David se encogió de hombros.

– Yo sólo quería ayudar.

– Deberías haber tenido hijos.

– Tú, también. Por cierto, estaba confeccionando una nota de prensa sobre la gente nueva que has contratado y uno de los nombres se me hacía muy conocido.

– Samantha era la mejor candidata -contestó Jack sin ponerse a la defensiva.

– No lo dudo. Lo único que digo es que me pareció interesante volver a ver su nombre. Me acuerdo de ella, es la que se fue, ¿no?

– Entre nosotros nunca hubo nada.

– Pues hablabas de ella como si fuera tu novia.

– Eso fue hace mucho tiempo.

– ¿Está casada?

– No.

– A lo mejor, la vida te está dando una segunda oportunidad.

– Yo no creo en segundas oportunidades -sonrió Jack.

David se puso serio.

– No todas las mujeres son como Shelby.

– Ya lo sé -contestó Jack terminándose el café y poniéndose en pie-. No te preocupes por mí. Estoy bien. En cuanto a Samantha, solamente somos compañeros de trabajo.

– Eres un mentiroso, pero te seguiré la corriente -sonrió su tío.

– Vaya, gracias. Si te enteras de algo de mis hermanos, llámame.

– Por supuesto.


– ¡Cuánto me alegro de verte! -exclamó Helen abrazando a Samantha al llegar a casa de su amiga.

– Ante todo, gracias por todo lo que has hecho por mí. Necesitaba irme de Nueva York y, gracias a ti, he podido hacerlo -contestó Samantha.

Helen se sentó en un sofá e hizo un gesto con la mano en el aire como diciendo que no tenía importancia.

– Por favor, yo lo único que hice fue conseguirte una entrevista. Que te contratara ha sido todo mérito tuyo porque te aseguro que Jack jamás se fiaría de mi opinión.

Samantha se sentó junto a su amiga y le tocó el brazo.

– Pareces cansada. ¿Qué tal te encuentras?

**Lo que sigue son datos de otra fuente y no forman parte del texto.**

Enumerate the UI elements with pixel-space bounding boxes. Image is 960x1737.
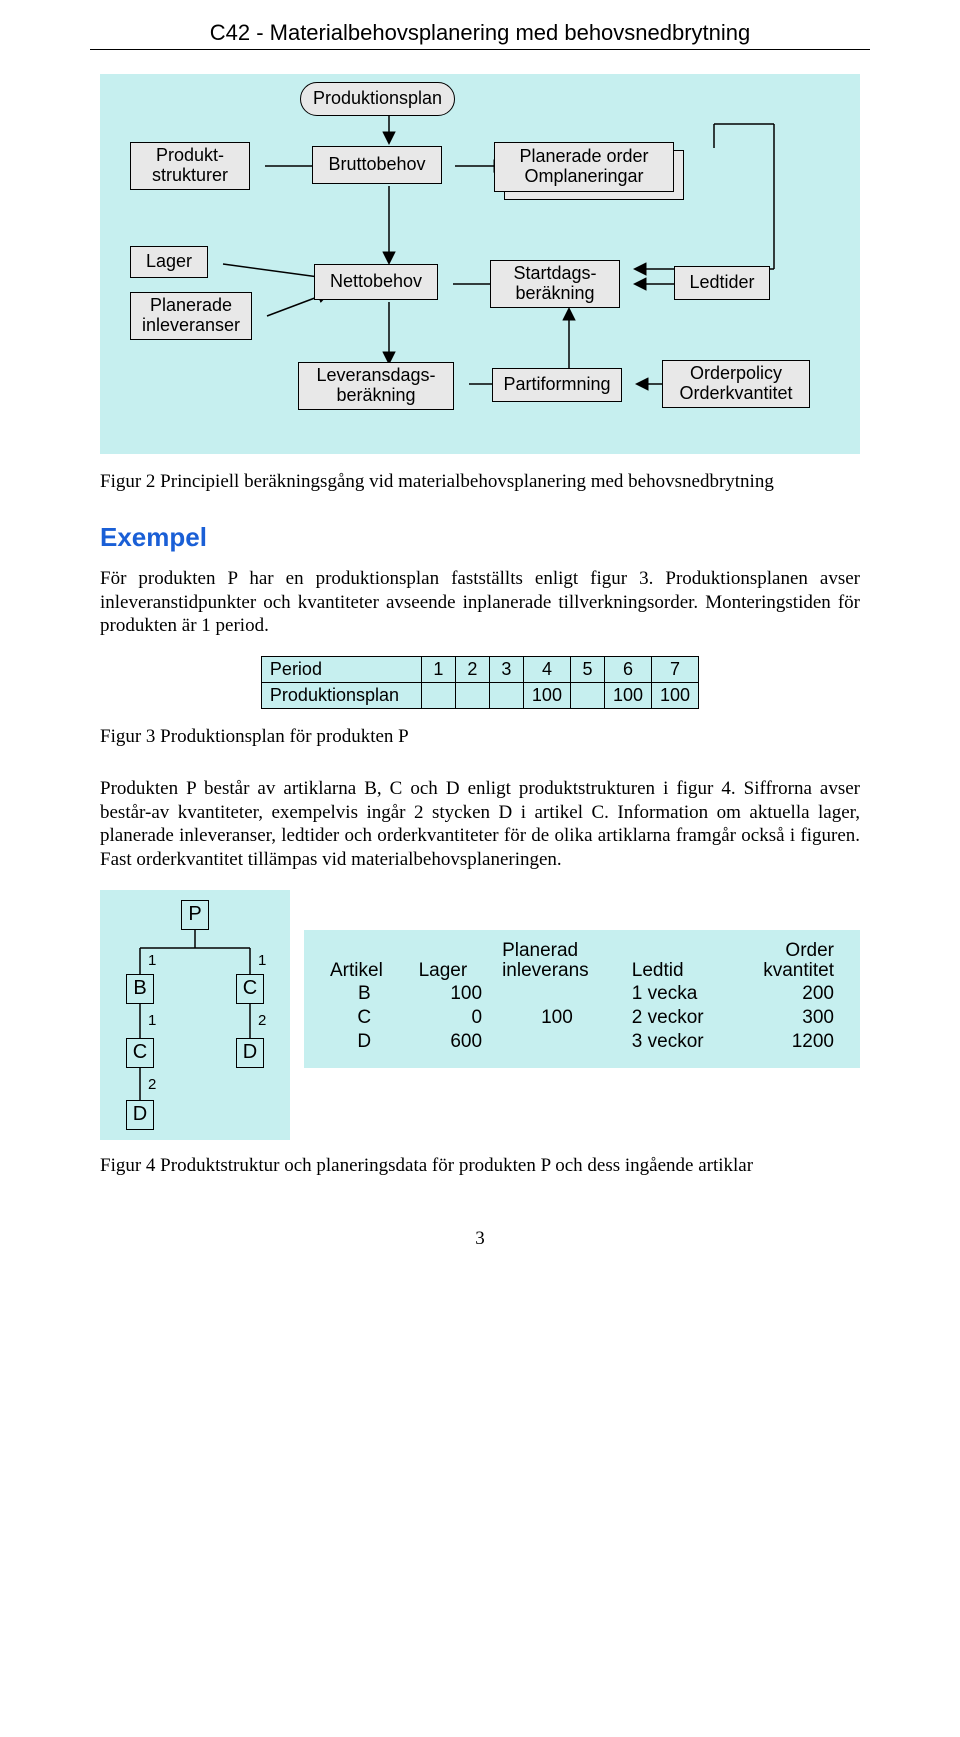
plan-cell: 100 bbox=[523, 683, 570, 709]
plan-cell: 100 bbox=[604, 683, 651, 709]
flowchart: Produktionsplan Produkt- strukturer Brut… bbox=[100, 74, 860, 454]
plan-prod-label: Produktionsplan bbox=[261, 683, 421, 709]
box-bruttobehov: Bruttobehov bbox=[312, 146, 442, 184]
plan-period-label: Period bbox=[261, 657, 421, 683]
plan-cell: 5 bbox=[570, 657, 604, 683]
box-planerade-order: Planerade order Omplaneringar bbox=[494, 142, 674, 192]
cell-order: 1200 bbox=[734, 1030, 844, 1054]
col-lager: Lager bbox=[409, 940, 492, 982]
box-partiformning: Partiformning bbox=[492, 368, 622, 402]
tree-qty: 1 bbox=[258, 952, 266, 969]
box-leveransdags: Leveransdags- beräkning bbox=[298, 362, 454, 410]
figure2-caption: Figur 2 Principiell beräkningsgång vid m… bbox=[100, 470, 860, 494]
plan-cell: 1 bbox=[421, 657, 455, 683]
tree-node-d2: D bbox=[126, 1100, 154, 1130]
cell-lager: 100 bbox=[409, 982, 492, 1006]
tree-node-c: C bbox=[236, 974, 264, 1004]
paragraph-1: För produkten P har en produktionsplan f… bbox=[100, 567, 860, 638]
tree-qty: 1 bbox=[148, 952, 156, 969]
cell-ledtid: 2 veckor bbox=[622, 1006, 734, 1030]
table-row: B 100 1 vecka 200 bbox=[320, 982, 844, 1006]
box-lager: Lager bbox=[130, 246, 208, 278]
plan-cell: 3 bbox=[489, 657, 523, 683]
box-ledtider: Ledtider bbox=[674, 266, 770, 300]
cell-order: 200 bbox=[734, 982, 844, 1006]
cell-ledtid: 3 veckor bbox=[622, 1030, 734, 1054]
table-row: Artikel Lager Planerad inleverans Ledtid… bbox=[320, 940, 844, 982]
cell-artikel: B bbox=[320, 982, 409, 1006]
plan-cell bbox=[421, 683, 455, 709]
planning-data-table: Artikel Lager Planerad inleverans Ledtid… bbox=[304, 930, 860, 1068]
plan-cell bbox=[455, 683, 489, 709]
table-row: C 0 100 2 veckor 300 bbox=[320, 1006, 844, 1030]
figure4-caption: Figur 4 Produktstruktur och planeringsda… bbox=[100, 1154, 860, 1178]
page-header: C42 - Materialbehovsplanering med behovs… bbox=[90, 20, 870, 46]
product-tree: P B C C D D 1 1 1 2 2 bbox=[100, 890, 290, 1140]
tree-node-b: B bbox=[126, 974, 154, 1004]
box-produktstrukturer: Produkt- strukturer bbox=[130, 142, 250, 190]
header-rule bbox=[90, 49, 870, 50]
plan-cell: 7 bbox=[652, 657, 699, 683]
cell-lager: 0 bbox=[409, 1006, 492, 1030]
plan-cell: 6 bbox=[604, 657, 651, 683]
plan-table-wrap: Period 1 2 3 4 5 6 7 Produktionsplan 100… bbox=[90, 656, 870, 709]
figure3-caption: Figur 3 Produktionsplan för produkten P bbox=[100, 725, 860, 749]
cell-ledtid: 1 vecka bbox=[622, 982, 734, 1006]
page-number: 3 bbox=[90, 1228, 870, 1250]
cell-plan: 100 bbox=[492, 1006, 622, 1030]
cell-artikel: C bbox=[320, 1006, 409, 1030]
cell-artikel: D bbox=[320, 1030, 409, 1054]
box-produktionsplan: Produktionsplan bbox=[300, 82, 455, 116]
cell-lager: 600 bbox=[409, 1030, 492, 1054]
tree-node-d: D bbox=[236, 1038, 264, 1068]
paragraph-2: Produkten P består av artiklarna B, C oc… bbox=[100, 777, 860, 872]
col-order: Order kvantitet bbox=[734, 940, 844, 982]
col-artikel: Artikel bbox=[320, 940, 409, 982]
box-orderpolicy: Orderpolicy Orderkvantitet bbox=[662, 360, 810, 408]
table-row: Period 1 2 3 4 5 6 7 bbox=[261, 657, 698, 683]
tree-qty: 2 bbox=[258, 1012, 266, 1029]
box-planerade-inleveranser: Planerade inleveranser bbox=[130, 292, 252, 340]
tree-node-c2: C bbox=[126, 1038, 154, 1068]
cell-plan bbox=[492, 982, 622, 1006]
plan-cell bbox=[489, 683, 523, 709]
plan-table: Period 1 2 3 4 5 6 7 Produktionsplan 100… bbox=[261, 656, 699, 709]
box-nettobehov: Nettobehov bbox=[314, 264, 438, 300]
tree-qty: 1 bbox=[148, 1012, 156, 1029]
table-row: Produktionsplan 100 100 100 bbox=[261, 683, 698, 709]
box-startdags: Startdags- beräkning bbox=[490, 260, 620, 308]
table-row: D 600 3 veckor 1200 bbox=[320, 1030, 844, 1054]
cell-plan bbox=[492, 1030, 622, 1054]
figure4-wrap: P B C C D D 1 1 1 2 2 Artikel Lager Plan… bbox=[100, 890, 860, 1140]
exempel-heading: Exempel bbox=[100, 522, 860, 553]
tree-qty: 2 bbox=[148, 1076, 156, 1093]
cell-order: 300 bbox=[734, 1006, 844, 1030]
plan-cell bbox=[570, 683, 604, 709]
plan-cell: 2 bbox=[455, 657, 489, 683]
plan-cell: 100 bbox=[652, 683, 699, 709]
col-planerad: Planerad inleverans bbox=[492, 940, 622, 982]
plan-cell: 4 bbox=[523, 657, 570, 683]
col-ledtid: Ledtid bbox=[622, 940, 734, 982]
tree-node-p: P bbox=[181, 900, 209, 930]
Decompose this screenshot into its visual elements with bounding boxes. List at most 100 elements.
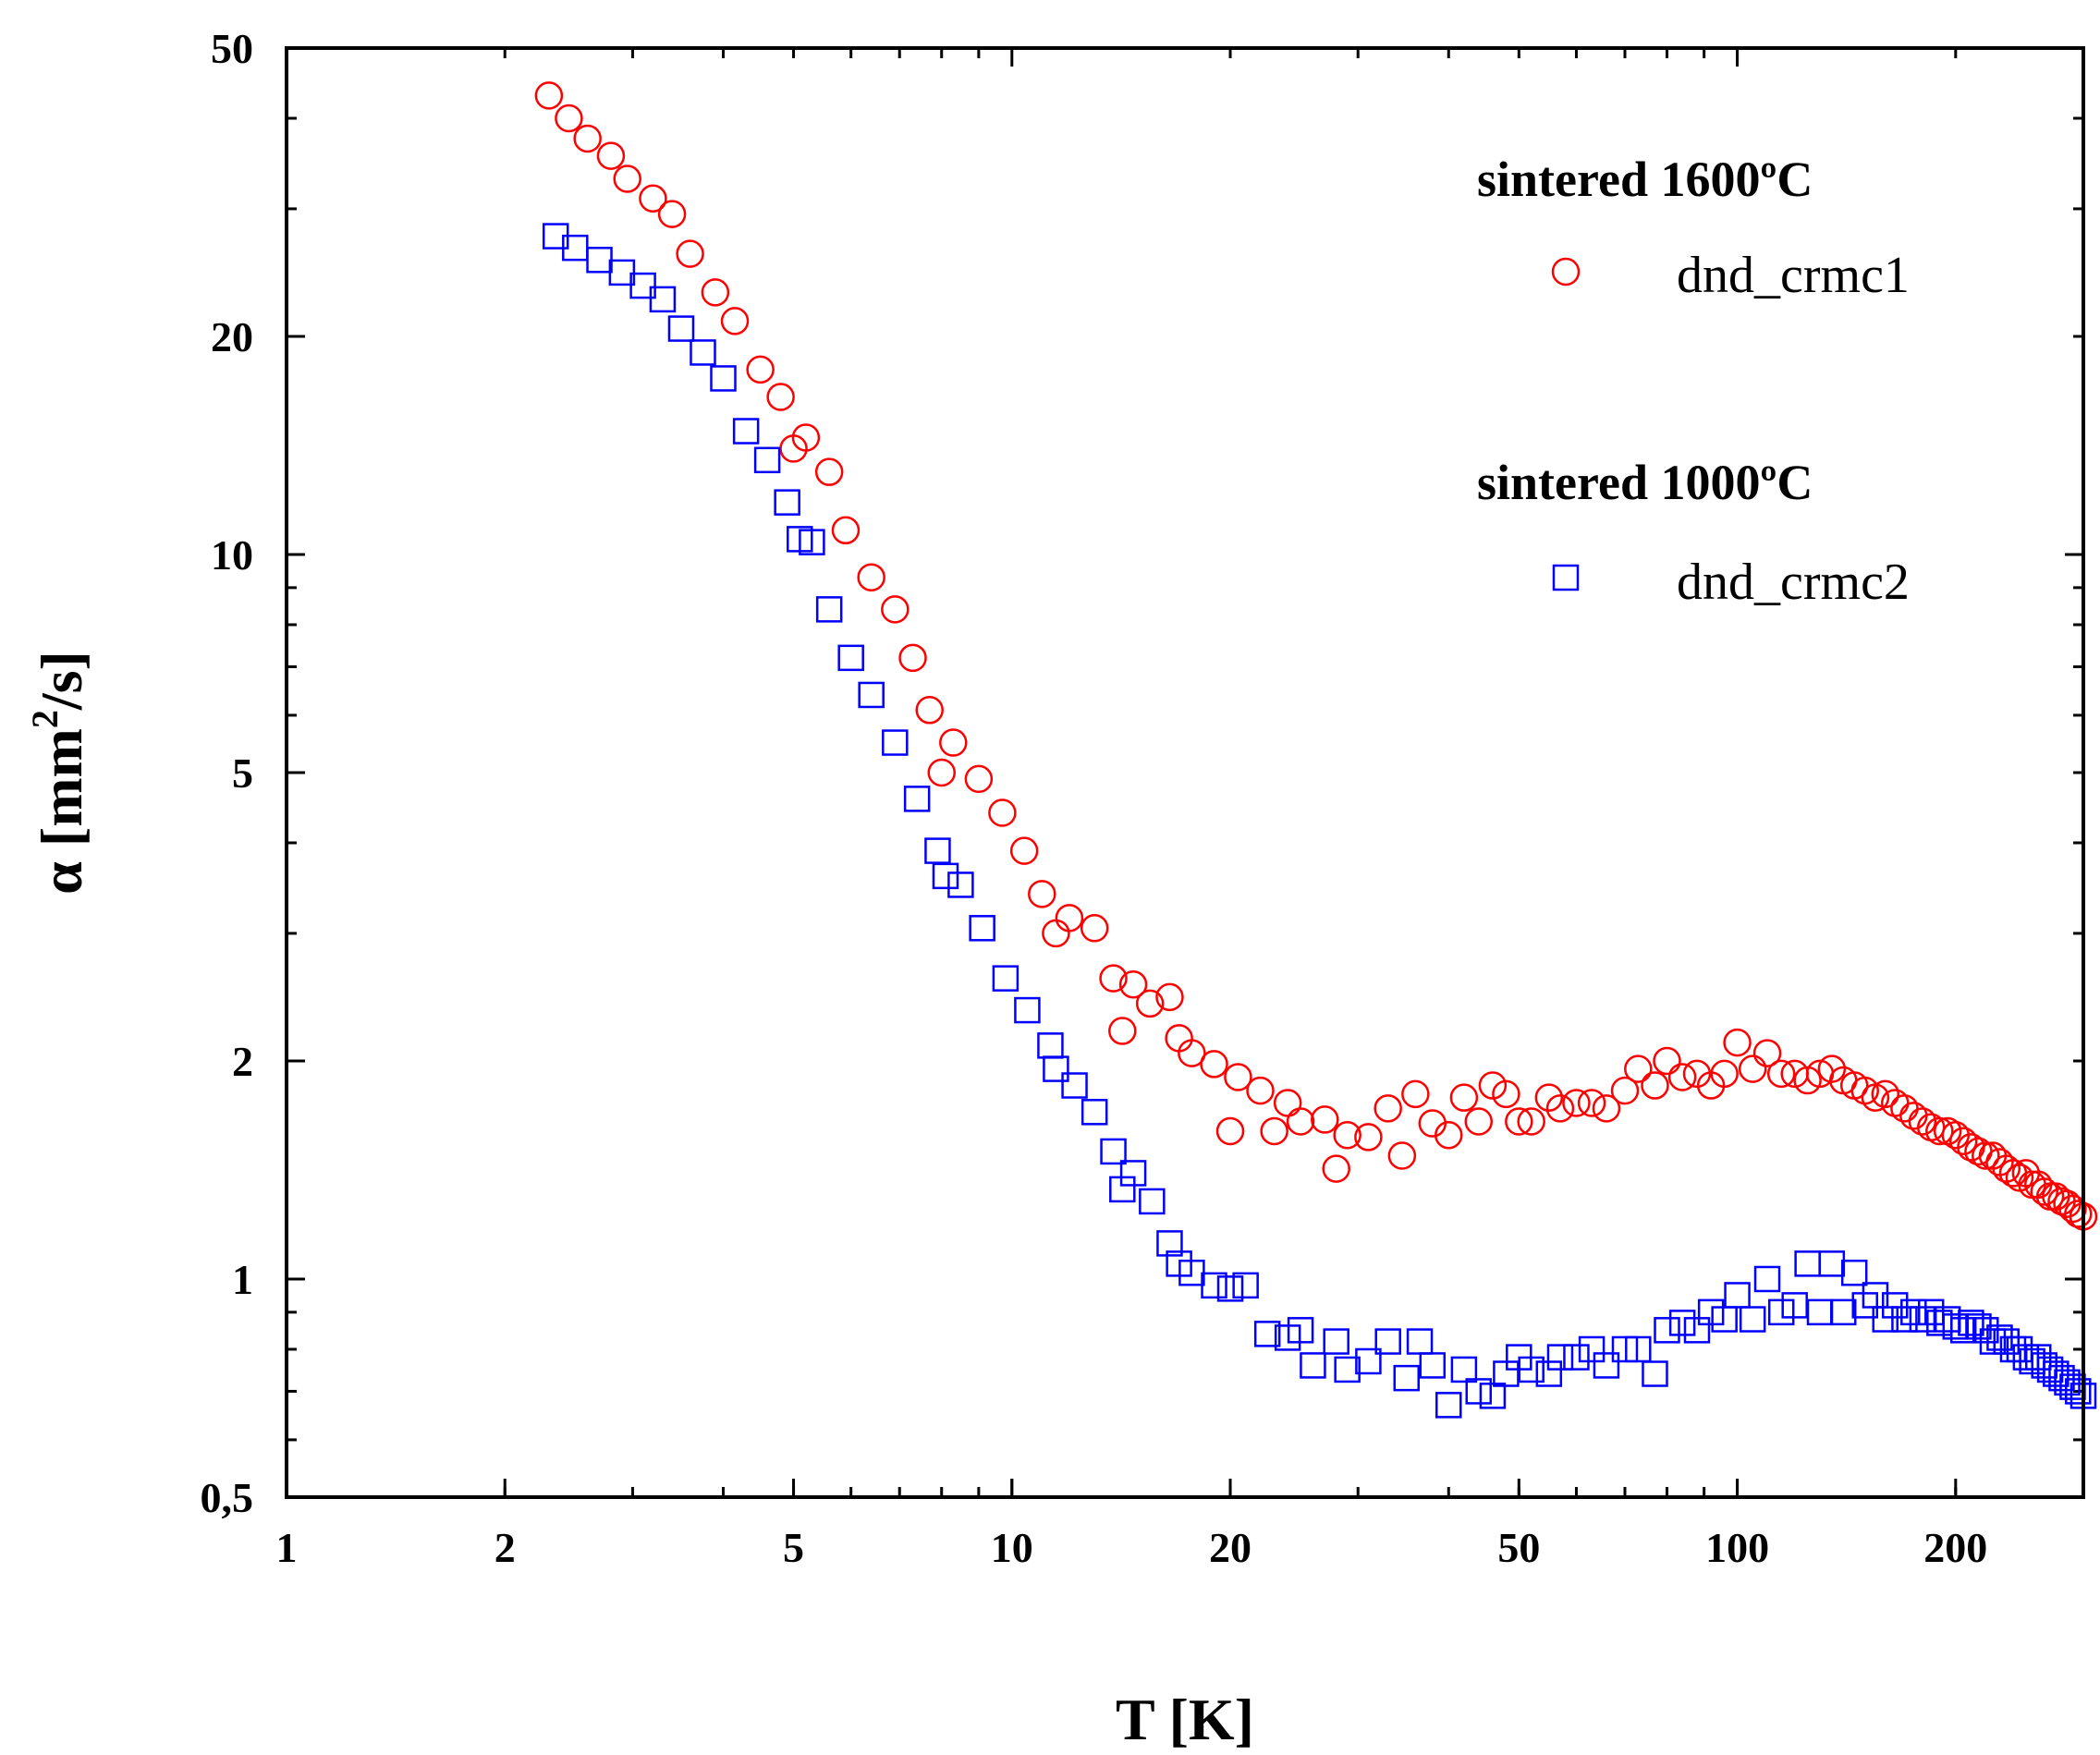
data-point-circle	[2064, 1200, 2093, 1228]
data-point-square	[1518, 1356, 1544, 1383]
data-point-circle	[1752, 1039, 1782, 1067]
data-point-square	[1216, 1275, 1244, 1302]
data-point-circle	[2030, 1177, 2058, 1206]
data-point-circle	[1028, 880, 1056, 908]
data-point-circle	[1080, 914, 1109, 943]
data-point-circle	[1449, 1083, 1479, 1112]
data-point-circle	[1766, 1059, 1796, 1089]
data-point-square	[753, 446, 781, 474]
y-tick-label: 20	[211, 313, 253, 360]
x-tick-label: 2	[494, 1524, 516, 1571]
y-tick-label: 10	[211, 531, 253, 579]
data-point-square	[732, 418, 760, 445]
data-point-square	[1979, 1328, 2007, 1355]
data-point-square	[1435, 1392, 1462, 1419]
data-point-square	[1578, 1335, 1606, 1363]
data-point-circle	[1653, 1046, 1681, 1076]
data-point-square	[1253, 1321, 1281, 1347]
data-point-circle	[1534, 1083, 1564, 1112]
data-point-square	[1891, 1306, 1918, 1333]
data-point-square	[1668, 1310, 1696, 1336]
data-point-square	[924, 837, 951, 864]
x-axis-tick-labels: 1 2 5 10 20 50 100 200	[276, 1524, 1988, 1571]
y-tick-label: 1	[232, 1256, 253, 1303]
x-tick-label: 50	[1497, 1524, 1540, 1571]
data-point-square	[1374, 1328, 1401, 1355]
data-point-square	[1683, 1317, 1711, 1344]
data-point-circle	[1224, 1063, 1252, 1091]
data-point-square	[667, 315, 695, 342]
data-point-circle	[1354, 1123, 1383, 1152]
data-point-circle	[596, 141, 626, 170]
data-point-square	[1739, 1306, 1766, 1333]
data-point-circle	[1215, 1116, 1245, 1146]
data-point-square	[1201, 1272, 1227, 1299]
data-point-circle	[881, 595, 910, 624]
data-point-circle	[1401, 1079, 1430, 1109]
data-point-circle	[1260, 1116, 1288, 1146]
x-tick-label: 200	[1923, 1524, 1987, 1571]
y-tick-label: 5	[232, 750, 253, 797]
data-point-circle	[1387, 1141, 1417, 1170]
data-point-circle	[1333, 1120, 1361, 1150]
data-point-square	[1334, 1356, 1361, 1383]
data-point-circle	[1099, 964, 1128, 993]
series-dnd_crmc1	[534, 81, 2098, 1231]
x-tick-label: 5	[783, 1524, 804, 1571]
data-point-square	[1900, 1298, 1927, 1326]
data-point-square	[1479, 1383, 1507, 1409]
data-point-circle	[1322, 1154, 1350, 1183]
data-point-circle	[676, 239, 704, 268]
y-axis-title-unit: /s]	[29, 651, 94, 711]
y-axis-tick-labels: 0,5 1 2 5 10 20 50	[201, 25, 254, 1521]
data-point-circle	[1009, 836, 1039, 865]
data-point-square	[1139, 1188, 1166, 1215]
data-point-square	[1355, 1347, 1382, 1375]
data-point-circle	[915, 696, 944, 725]
data-point-square	[1081, 1099, 1108, 1126]
series-dnd_crmc2	[542, 223, 2097, 1419]
data-point-square	[1287, 1317, 1314, 1344]
x-axis-title: T [K]	[1116, 1687, 1254, 1752]
data-point-square	[1061, 1072, 1088, 1099]
data-point-circle	[639, 184, 667, 213]
data-point-square	[1642, 1360, 1668, 1387]
data-point-square	[690, 339, 716, 366]
data-point-square	[1840, 1260, 1868, 1286]
data-point-circle	[1118, 970, 1148, 999]
data-point-square	[1043, 1055, 1069, 1082]
y-axis-title-main: α [mm	[29, 728, 94, 895]
data-point-square	[1100, 1138, 1127, 1165]
data-point-circle	[1723, 1028, 1752, 1057]
data-point-circle	[1908, 1107, 1937, 1136]
data-point-circle	[1246, 1076, 1275, 1105]
data-point-square	[992, 965, 1019, 992]
data-point-circle	[534, 81, 564, 110]
x-tick-label: 20	[1209, 1524, 1251, 1571]
data-point-square	[1156, 1230, 1183, 1257]
data-point-square	[1724, 1282, 1751, 1309]
data-point-square	[1767, 1298, 1795, 1326]
data-point-square	[1465, 1378, 1493, 1405]
data-point-square	[1753, 1265, 1781, 1293]
data-point-square	[858, 681, 885, 709]
x-tick-label: 1	[276, 1524, 298, 1571]
data-point-circle	[927, 758, 956, 787]
data-point-square	[1958, 1310, 1984, 1336]
data-point-circle	[1592, 1094, 1621, 1123]
data-point-circle	[1738, 1054, 1767, 1083]
legend-marker-circle	[1551, 257, 1581, 286]
data-point-circle	[1505, 1107, 1533, 1136]
data-point-circle	[1055, 904, 1084, 932]
y-tick-label: 50	[211, 25, 253, 72]
data-point-circle	[791, 423, 821, 452]
data-point-square	[932, 862, 959, 890]
data-point-circle	[766, 383, 795, 411]
x-tick-label: 100	[1705, 1524, 1769, 1571]
data-point-circle	[1200, 1050, 1228, 1079]
data-point-circle	[1871, 1079, 1900, 1109]
data-point-square	[837, 644, 864, 672]
data-point-square	[1563, 1344, 1590, 1371]
data-point-circle	[1464, 1107, 1494, 1136]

– Exhausta -confesó Helen-. Han pasado ya dos meses. Supongo que tendría que haberme acostumbrado ya a su ausencia, pero… -añadió con lágrimas en los ojos-. Maldita sea, me había prometido que no iba a volver a llorar.

– El dolor no entiende de límites temporales.

– Gracias por preocuparte por mí -dijo Helen apretándole los dedos-. Estoy bien.

– No mientas.

– Bueno, es cierto, no estoy bien, pero intento convencerme de que sí lo estoy. Supongo que de algo me servirá… suelo conseguir estar un par de horas sin llorar, lo que ya es todo un logro porque al principio sólo lograba estar unos minutos. Le echo terriblemente de menos y me siento muy sola.

Samantha no sabía qué decir pues era cierto que Helen estaba realmente sola en todo aquello. No tenía familia y los hijos de George no la habían recibido precisamente con los brazos abiertos.

– ¿Has intentado hablar con Jack? Es un hombre razonable -le propuso.

– Sí, ya lo sé -contestó Helen secándose las lágrimas con un pañuelo de papel-. Es un hombre muy educado, pero no nos llevamos muy bien. Te aseguro que lo he intentado todo con los hijos de George, pero no he conseguido nada. A veces, me digo que no ha sido por mi culpa, que lo que ha pasado es que, aunque George era un hombre maravilloso, no se llevaba bien con sus hijos. No sé por qué, pero cuando yo me casé con su padre, ya tenían ciertos problemas. Bueno, no he venido a preocuparte con mis problemas sino a ver qué tal te va todo.